Saturday, February 7, 2015

Weakening Obamacare’s Individual Mandate–And the Law

A New York Times article last weekend explained how the administration has moved to lessen the impact of Obamacare’s individual mandate “to avoid a political firestorm.” But there is a cost to taking political cover: President Barack Obama’s executive actions to blunt the mandate’s impact on the public will give future administrations an opportunity further to undermine the mandate and, with it, much of the health-care law.

This tax filing season brings the first enforcement of two main Obamacare provisions: the repayment of excess insurance subsidies received by individuals and the individual mandate. As I wrote in a Think Tank post last month, the complex provisions, and the Internal Revenue Service’s limited resources for customer assistance, are likely to result in headaches for millions of Americans.

To cushion the blow, the Treasury Department has administratively created exemptions to the individual mandate beyond the numerous exemptions written into the Affordable Care Act itself. The Times reported “more than 30 types of exemptions from the penalty for not having insurance.” The administration released data suggesting that, while as many as 6 million people will face the mandate penalty, up to five times as many—15 million to 30 million Americans—will receive exemptions from it.

Creating numerous exemptions for political reasons could cause policy headaches down the road. One could occur if insurers believe the mandate has become ineffective at drawing in healthy individuals and, fearing an influx of costly, sicker patients, decide to exit the exchanges en masse.

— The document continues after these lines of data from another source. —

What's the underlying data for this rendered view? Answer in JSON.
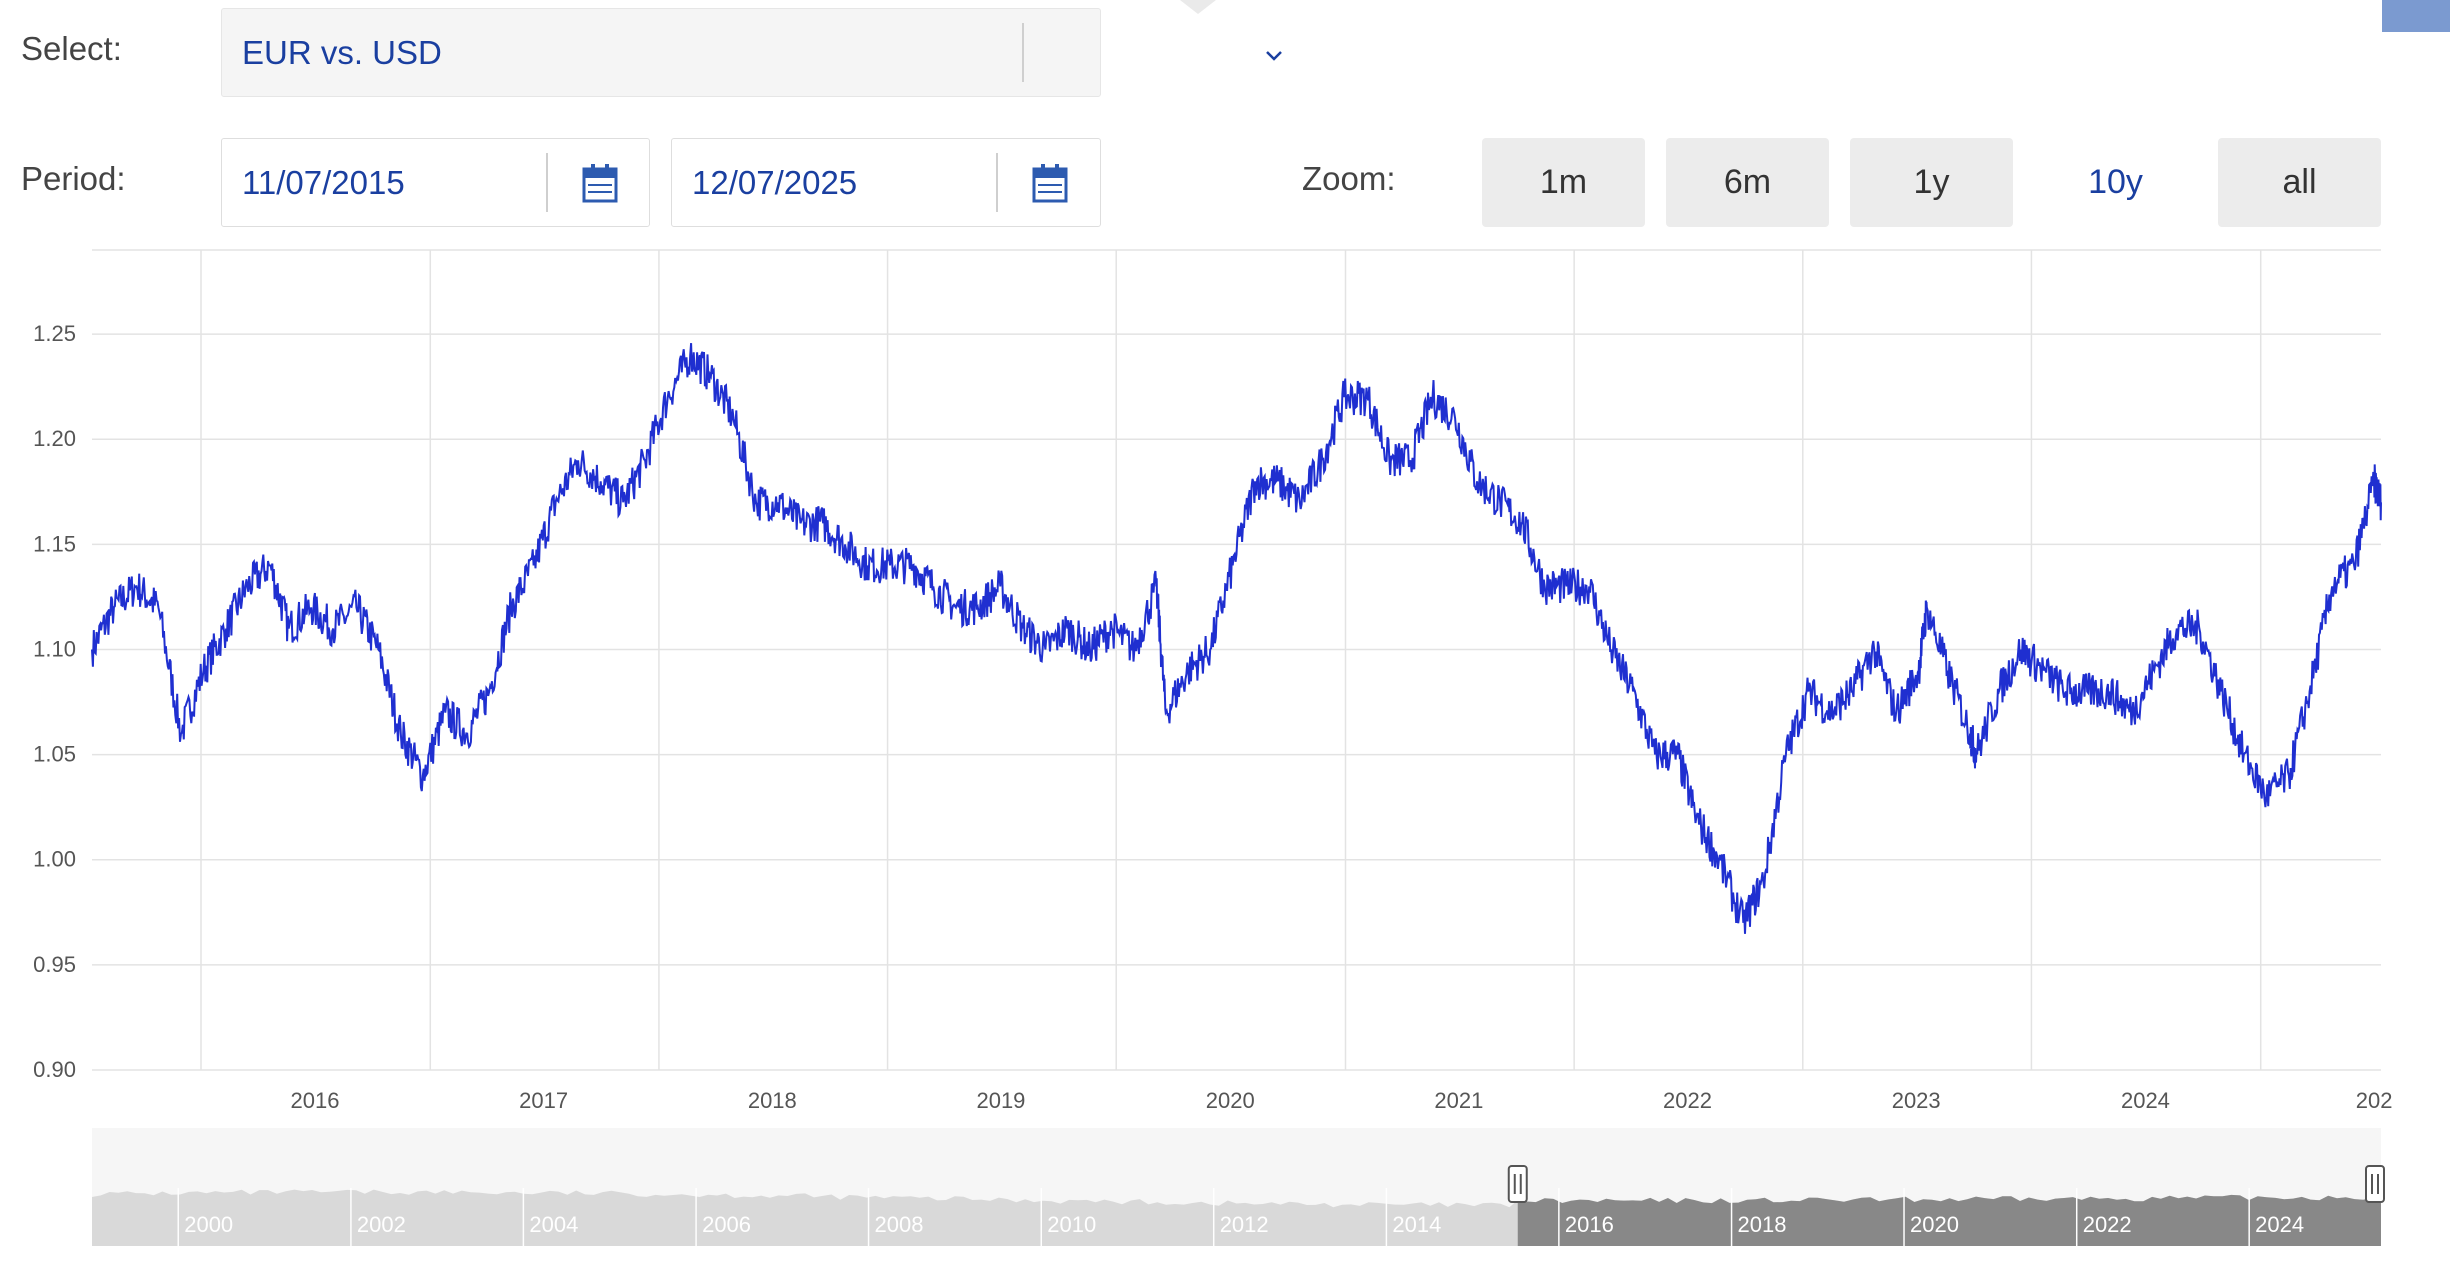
{
  "controls": {
    "select_label": "Select:",
    "pair_value": "EUR vs. USD",
    "period_label": "Period:",
    "start_date": "11/07/2015",
    "end_date": "12/07/2025",
    "zoom_label": "Zoom:",
    "zoom_options": [
      "1m",
      "6m",
      "1y",
      "10y",
      "all"
    ],
    "zoom_active": "10y",
    "icons": [
      "chevron-down-icon",
      "calendar-icon",
      "calendar-icon"
    ]
  },
  "colors": {
    "series": "#1f2fd0",
    "accent": "#1a3fa0",
    "grid": "#e3e3e3",
    "navigator_bg": "#d9d9d9",
    "navigator_selected": "#888888"
  },
  "chart_data": {
    "type": "line",
    "xlabel": "",
    "ylabel": "",
    "ylim": [
      0.9,
      1.29
    ],
    "x_range": [
      "2015-07-11",
      "2025-07-12"
    ],
    "y_ticks": [
      "0.90",
      "0.95",
      "1.00",
      "1.05",
      "1.10",
      "1.15",
      "1.20",
      "1.25"
    ],
    "x_ticks": [
      "2016",
      "2017",
      "2018",
      "2019",
      "2020",
      "2021",
      "2022",
      "2023",
      "2024",
      "202"
    ],
    "grid": true,
    "series": [
      {
        "x": [
          "2015-07-11",
          "2015-08-15",
          "2015-09-20",
          "2015-10-25",
          "2015-11-30",
          "2016-01-05",
          "2016-02-10",
          "2016-03-15",
          "2016-04-20",
          "2016-05-20",
          "2016-06-25",
          "2016-07-30",
          "2016-09-05",
          "2016-10-10",
          "2016-11-15",
          "2016-12-20",
          "2017-01-25",
          "2017-03-01",
          "2017-04-05",
          "2017-05-10",
          "2017-06-15",
          "2017-07-20",
          "2017-08-25",
          "2017-09-30",
          "2017-11-05",
          "2017-12-10",
          "2018-01-15",
          "2018-02-20",
          "2018-03-25",
          "2018-04-30",
          "2018-06-05",
          "2018-07-10",
          "2018-08-15",
          "2018-09-20",
          "2018-10-25",
          "2018-11-30",
          "2019-01-05",
          "2019-02-10",
          "2019-03-15",
          "2019-04-20",
          "2019-05-25",
          "2019-06-30",
          "2019-08-05",
          "2019-09-10",
          "2019-10-15",
          "2019-11-20",
          "2019-12-25",
          "2020-01-30",
          "2020-03-05",
          "2020-03-20",
          "2020-04-25",
          "2020-05-30",
          "2020-07-05",
          "2020-08-10",
          "2020-09-15",
          "2020-10-20",
          "2020-11-25",
          "2020-12-30",
          "2021-02-05",
          "2021-03-12",
          "2021-04-15",
          "2021-05-20",
          "2021-06-25",
          "2021-07-30",
          "2021-09-05",
          "2021-10-10",
          "2021-11-15",
          "2021-12-20",
          "2022-01-25",
          "2022-03-01",
          "2022-04-05",
          "2022-05-10",
          "2022-06-15",
          "2022-07-15",
          "2022-08-20",
          "2022-09-28",
          "2022-10-30",
          "2022-12-05",
          "2023-01-10",
          "2023-02-15",
          "2023-03-20",
          "2023-04-25",
          "2023-05-30",
          "2023-07-05",
          "2023-07-18",
          "2023-08-20",
          "2023-09-25",
          "2023-10-05",
          "2023-11-10",
          "2023-12-15",
          "2024-01-20",
          "2024-02-25",
          "2024-03-30",
          "2024-05-05",
          "2024-06-10",
          "2024-07-15",
          "2024-08-20",
          "2024-09-25",
          "2024-10-30",
          "2024-12-05",
          "2025-01-10",
          "2025-02-15",
          "2025-03-20",
          "2025-04-25",
          "2025-05-30",
          "2025-07-01",
          "2025-07-12"
        ],
        "values": [
          1.1,
          1.12,
          1.13,
          1.12,
          1.06,
          1.09,
          1.11,
          1.13,
          1.14,
          1.11,
          1.12,
          1.11,
          1.12,
          1.1,
          1.06,
          1.04,
          1.07,
          1.06,
          1.08,
          1.12,
          1.14,
          1.17,
          1.19,
          1.18,
          1.17,
          1.19,
          1.22,
          1.24,
          1.23,
          1.21,
          1.17,
          1.17,
          1.16,
          1.16,
          1.15,
          1.14,
          1.14,
          1.14,
          1.13,
          1.12,
          1.12,
          1.13,
          1.11,
          1.1,
          1.11,
          1.1,
          1.11,
          1.1,
          1.13,
          1.07,
          1.09,
          1.1,
          1.14,
          1.18,
          1.18,
          1.17,
          1.19,
          1.22,
          1.22,
          1.19,
          1.19,
          1.22,
          1.21,
          1.18,
          1.17,
          1.16,
          1.13,
          1.13,
          1.13,
          1.1,
          1.08,
          1.05,
          1.05,
          1.02,
          1.0,
          0.97,
          0.99,
          1.05,
          1.08,
          1.07,
          1.08,
          1.1,
          1.07,
          1.09,
          1.12,
          1.09,
          1.06,
          1.05,
          1.08,
          1.1,
          1.09,
          1.08,
          1.08,
          1.08,
          1.07,
          1.09,
          1.11,
          1.11,
          1.08,
          1.05,
          1.03,
          1.04,
          1.08,
          1.13,
          1.14,
          1.18,
          1.17
        ]
      }
    ]
  },
  "navigator": {
    "x_labels": [
      "2000",
      "2002",
      "2004",
      "2006",
      "2008",
      "2010",
      "2012",
      "2014",
      "2016",
      "2018",
      "2020",
      "2022",
      "2024"
    ],
    "selected_range": [
      "2015-07-11",
      "2025-07-12"
    ]
  }
}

It’s also possible that a future administration—relying on the Obama administration’s unilateral actions on health care and immigration—could create additional exemptions or other forms of leniency for mandate violators, thereby hastening the insurer exodus.

In the 2008 Democratic primaries, then-Sen. Obama famously opposed the individual mandate, citing its application in Massachusetts: “There are people who are paying fines and still can’t afford [health insurance], so now they’re worse off than they were. They don’t have health insurance and they’re paying a fine.” But after having embraced the mandate in 2009 to ease Obamacare’s passage, the administration is now trying to avoid the political dilemma Mr. Obama described seven years ago. Whether and how it does so will have far-reaching policy implications for voters, future administrations, and the future of the law.